A few years ago, a group of players in a different county approached their management to complain about the way things were being done.

The manager told them, in no uncertain terms: “You’re only county players as long as we pick you”.

He showed them who was boss and put down the revolt.

Who holds the power in Derry?

The players didn’t seem to want Harte so he made his exit. Names have come and gone since and it has been reported that the Derry players haven’t supported some of them.

Undoubtedly, there is a yearning among some players to go back to the 2022 management but it’s practically impossible to see how that could happen. Rightly or wrongly, the return of Rory Gallagher risks alienating rank-and-file supporters.
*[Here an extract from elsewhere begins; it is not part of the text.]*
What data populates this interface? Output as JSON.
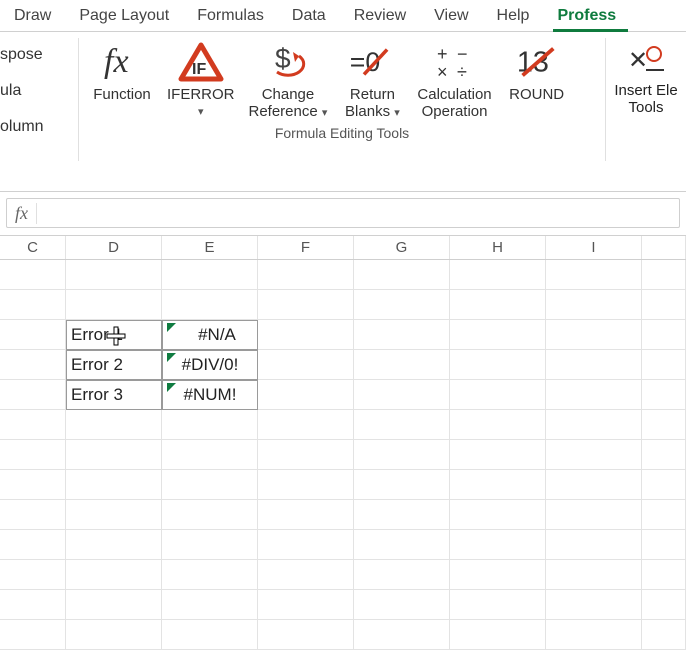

They have to move on.

It’s a mess that is not all of Derry’s making, but it’s still a mess and to get out of it the players have to realise that they only have a limited window to get the most out of their county careers.

In sport you can’t believe the hype like Anthony Joshua - who believed he was world champion before the even got in the ring - did last weekend.

You have to keep those feet on the ground.

So these Derry players have to get behind Mark Doran, or whoever the new boss is, because managers aren’t exactly queueing up to take them on.

They can’t afford to think of themselves as the boys who came within a whisker of an All-Ireland final in 2023 any longer.

No, they’re the team that scraped past Westmeath in June.